Re: [PATCH v6.13] fs/netfs/read_collect: fix crash due to uninitialized `prev` variable

Posted by David Howells 11 months, 4 weeks ago

Max Kellermann <max.kellermann@ionos.com> wrote:

>  		prev = list_prev_entry(subreq, rreq_link);
> ...
> +		if (subreq->start == prev->start + prev->len) {
> +			prev = list_prev_entry(subreq, rreq_link);

Actually, that doubles the setting of prev redundantly.  It shouldn't hurt,
but we might want to remove the inner one.

David

Re: [PATCH v6.13] fs/netfs/read_collect: fix crash due to uninitialized `prev` variable

Posted by Max Kellermann 11 months, 4 weeks ago

On Fri, Feb 14, 2025 at 2:03 PM David Howells <dhowells@redhat.com> wrote:
>
> Max Kellermann <max.kellermann@ionos.com> wrote:
>
> >               prev = list_prev_entry(subreq, rreq_link);
> > ...
> > +             if (subreq->start == prev->start + prev->len) {
> > +                     prev = list_prev_entry(subreq, rreq_link);
>
> Actually, that doubles the setting of prev redundantly.  It shouldn't hurt,
> but we might want to remove the inner one.

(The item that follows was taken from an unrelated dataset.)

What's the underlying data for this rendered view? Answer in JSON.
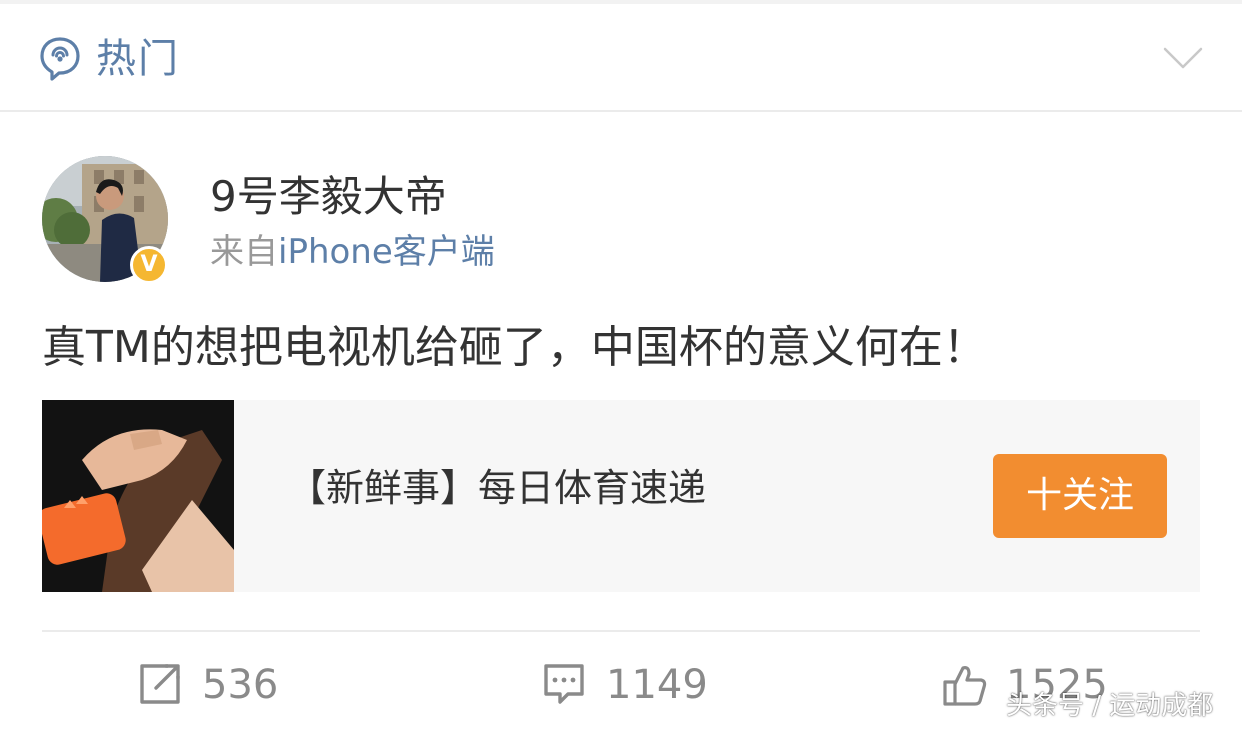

Oh right, that line shouldn't exist twice. (Previously, it was set too
late, after the variable had already been dereferenced.) I'll send v2
with only one copy.

Re: [PATCH v6.13] fs/netfs/read_collect: fix crash due to uninitialized `prev` variable

Posted by David Howells 11 months, 4 weeks ago

Max Kellermann <max.kellermann@ionos.com> wrote:

> When checking whether the edges of adjacent subrequests touch, the
> `prev` variable is deferenced, but it might not have been initialized.
> This causes crashes like this one:
> 
>  BUG: unable to handle page fault for address: 0000000181343843
> ...
> 
> Fixes: ee4cdf7ba857 ("netfs: Speed up buffered reading")
> Cc: stable@vger.kernel.org
> Signed-off-by: Max Kellermann <max.kellermann@ionos.com>

Signed-off-by: David Howells <dhowells@redhat.com>

Re: [PATCH v6.13] fs/netfs/read_collect: fix crash due to uninitialized `prev` variable

Posted by Max Kellermann 11 months, 4 weeks ago

On Fri, Feb 14, 2025 at 1:53 PM David Howells <dhowells@redhat.com> wrote:
> Signed-off-by: David Howells <dhowells@redhat.com>

Thanks David.
By the way, we have been running 6.13.2 with these 3 patches on dozens
of production servers since I submitted them. All netfs problems that
had been haunting us since 6.10 are gone. No more crashes, for the
first time since last summer.